My FIL still follows 3mo/3K miles and wont change from that. He just had his Nissan Frontier's oil changed at the dealership because 3 months had elapsed. yet he only put about 1000 miles on that oil, if that. None of which is less than a 20 mile or so trip.

OTOH, most of my family/friends, I have no idea what schedule they follow. I like chatting about that stuff, but not so much for them.
 
Originally Posted by mpack88
My step father is the worse at oil changes. I rebuilt a Saturn Sl2 engine for him, used Mobil 1 full synthetic and said come back around 5k. Almost a year and 6 months of by and during the last 6 months hes complaining I its leakin oil somewhere, by i cant get him to bring it to me. Finally the serpentine belt broke, had it towed to my shop and saw he went 20k miles one oil change with a rebuilt engine. The oil leak was the oil filter I wished I had cut open because I bet it was plugged up. He also drove a 1996 mercury sable 100k miles in a year and never changed the oil. It eventually lost compression on number 6.

It's a good thing the engine was a fresh rebuild. My wife's old Saturn would have burned 100 quarts during that 20k miles! In its later days, it would be a quart low before it needed gas on a long trip.
 
Originally Posted by Barkleymut
A family friend bought a new Suburban back in the 90's, around 25k miles (90% short trips) the engine decided to stop working. Turns out the wife thought the husband was getting the oil changed, the husband thought the wife was handling the service. I doubt many people nowadays completely neglect oil changes, but I'm sure there are some. It would be a very expensive lesson, especially if you have to learn it more than once.

The lack of oil changes is still fairly common.
 
Originally Posted by dave1251
Originally Posted by Barkleymut
A family friend bought a new Suburban back in the 90's, around 25k miles (90% short trips) the engine decided to stop working. Turns out the wife thought the husband was getting the oil changed, the husband thought the wife was handling the service. I doubt many people nowadays completely neglect oil changes, but I'm sure there are some. It would be a very expensive lesson, especially if you have to learn it more than once.

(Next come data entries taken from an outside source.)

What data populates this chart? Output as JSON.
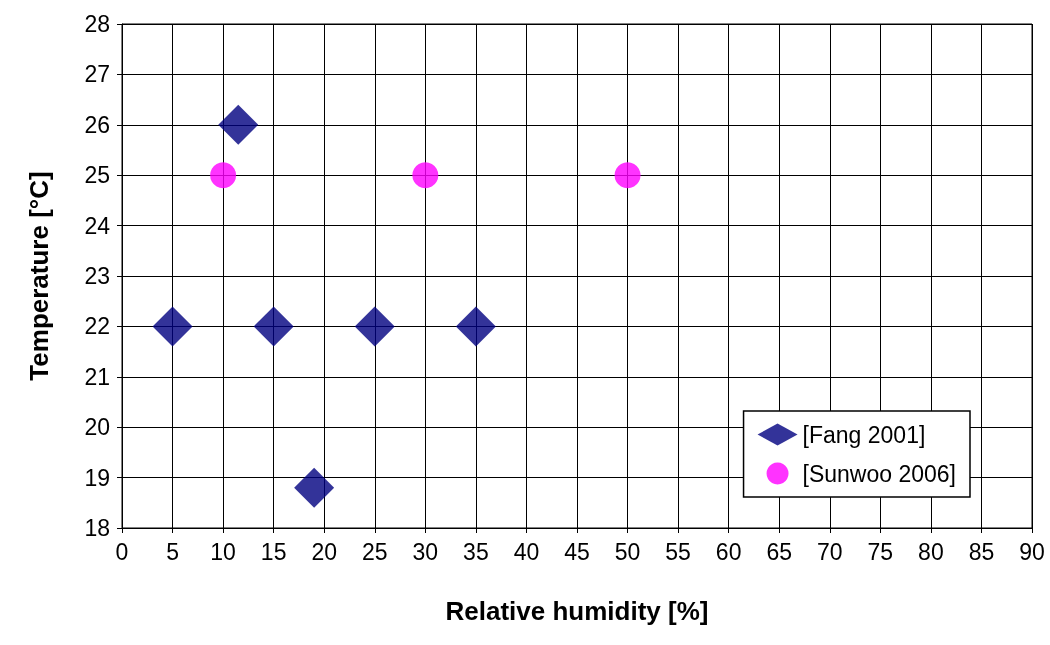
{
  "chart_data": {
    "type": "scatter",
    "xlabel": "Relative humidity [%]",
    "ylabel": "Temperature [°C]",
    "xlim": [
      0,
      90
    ],
    "xticks": [
      0,
      5,
      10,
      15,
      20,
      25,
      30,
      35,
      40,
      45,
      50,
      55,
      60,
      65,
      70,
      75,
      80,
      85,
      90
    ],
    "ylim": [
      18,
      28
    ],
    "yticks": [
      18,
      19,
      20,
      21,
      22,
      23,
      24,
      25,
      26,
      27,
      28
    ],
    "grid": true,
    "legend": "bottom right",
    "series": [
      {
        "name": "[Fang 2001]",
        "color": "#000080",
        "marker": "diamond",
        "x": [
          5,
          11.5,
          15,
          19,
          25,
          35
        ],
        "values": [
          22,
          26,
          22,
          18.8,
          22,
          22
        ]
      },
      {
        "name": "[Sunwoo 2006]",
        "color": "#ff00ff",
        "marker": "circle",
        "x": [
          10,
          30,
          50
        ],
        "values": [
          25,
          25,
          25
        ]
      }
    ]
  }
}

The lack of oil changes is still fairly common.



May be in your opinion. Here-the "Grease Monkey" and Jiify Lube franchises are VERY BUSY-as is the Chevrolet Dealer's "Quick Lube" lane.
 
Ignorance up, laziness up, diligence down, car ownership period down.

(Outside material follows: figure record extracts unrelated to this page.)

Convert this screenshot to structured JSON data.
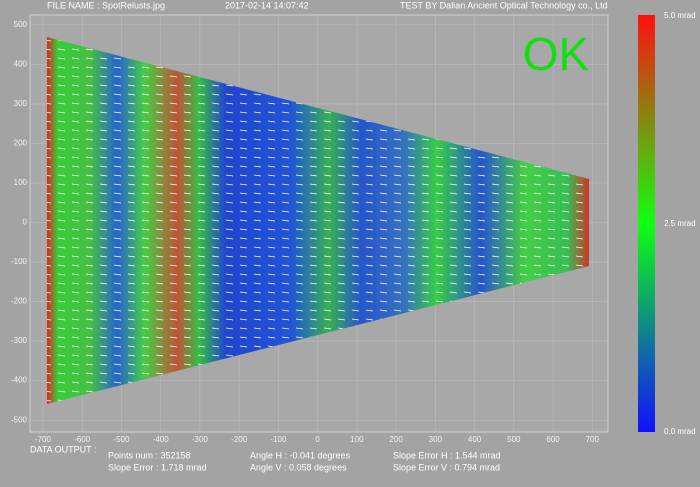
{
  "header": {
    "file_name": "FILE NAME : SpotRelusts.jpg",
    "timestamp": "2017-02-14 14:07:42",
    "tester": "TEST BY Dalian Ancient Optical Technology co., Ltd"
  },
  "status": "OK",
  "plot": {
    "xlim": [
      -733,
      740
    ],
    "ylim": [
      -530,
      525
    ],
    "xticks": [
      -700,
      -600,
      -500,
      -400,
      -300,
      -200,
      -100,
      0,
      100,
      200,
      300,
      400,
      500,
      600,
      700
    ],
    "yticks": [
      -500,
      -400,
      -300,
      -200,
      -100,
      0,
      100,
      200,
      300,
      400,
      500
    ],
    "grid": true
  },
  "colorbar": {
    "labels": [
      "5.0 mrad",
      "2.5 mrad",
      "0.0 mrad"
    ]
  },
  "output": {
    "title": "DATA OUTPUT :",
    "points": "Points num : 352158",
    "slope_error": "Slope Error : 1.718 mrad",
    "angle_h": "Angle H : -0.041 degrees",
    "angle_v": "Angle V : 0.058 degrees",
    "slope_error_h": "Slope Error H : 1.544 mrad",
    "slope_error_v": "Slope Error V : 0.794 mrad"
  }
}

At some point they probably won't change the oil at all, just trade it in when it needs oil.
 
Some people don't know what an "oil change" is. Other people (especially BITOGers) change their oil way too often. The average is probably in the middle, somewhere around the correct time/mileage due. God only knows the answer to such questions.
 
95% of the people in my family, and my circle of friends pay loose attention to their OLM, or windshield sticker, and get it changed 1-2 weeks after they notice they've gone over the mileage. It agitates my OCD when I think about it.

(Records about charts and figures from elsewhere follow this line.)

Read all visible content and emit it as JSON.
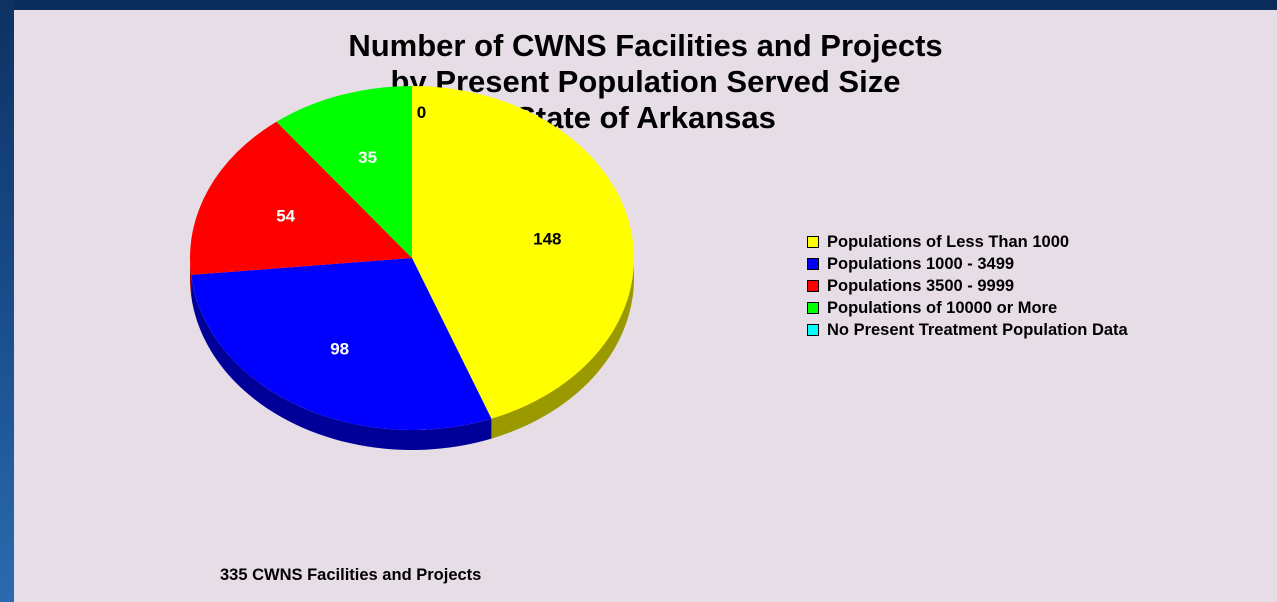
{
  "chart_data": {
    "type": "pie",
    "title": [
      "Number of CWNS Facilities and Projects",
      "by Present Population Served Size",
      "State of Arkansas"
    ],
    "caption": "335 CWNS Facilities and Projects",
    "legend_position": "right",
    "slices": [
      {
        "label": "Populations of Less Than 1000",
        "value": 148,
        "value_label": "148",
        "color": "#ffff00",
        "side_color": "#9a9a00",
        "text_color": "#000000"
      },
      {
        "label": "Populations 1000 - 3499",
        "value": 98,
        "value_label": "98",
        "color": "#0000ff",
        "side_color": "#000099",
        "text_color": "#ffffff"
      },
      {
        "label": "Populations 3500 - 9999",
        "value": 54,
        "value_label": "54",
        "color": "#ff0000",
        "side_color": "#990000",
        "text_color": "#ffffff"
      },
      {
        "label": "Populations of 10000 or More",
        "value": 35,
        "value_label": "35",
        "color": "#00ff00",
        "side_color": "#009900",
        "text_color": "#ffffff"
      },
      {
        "label": "No Present Treatment Population Data",
        "value": 0,
        "value_label": "0",
        "color": "#00ffff",
        "side_color": "#009999",
        "text_color": "#000000"
      }
    ]
  }
}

My mother-in-law is a car manufacturer's dream. The transmission just went out in her 2015 Silverado, and she's ditching it after she gets it fixed. I think she's at 120K. I am 95% sure she's never had the transmission fluid changed, and I'm not asking, because it makes her defensive. My nephew's 2010 Camaro has never had a tranny fluid change either, at well over 100K. My family's maintenance habits make me curl up in the fetal position.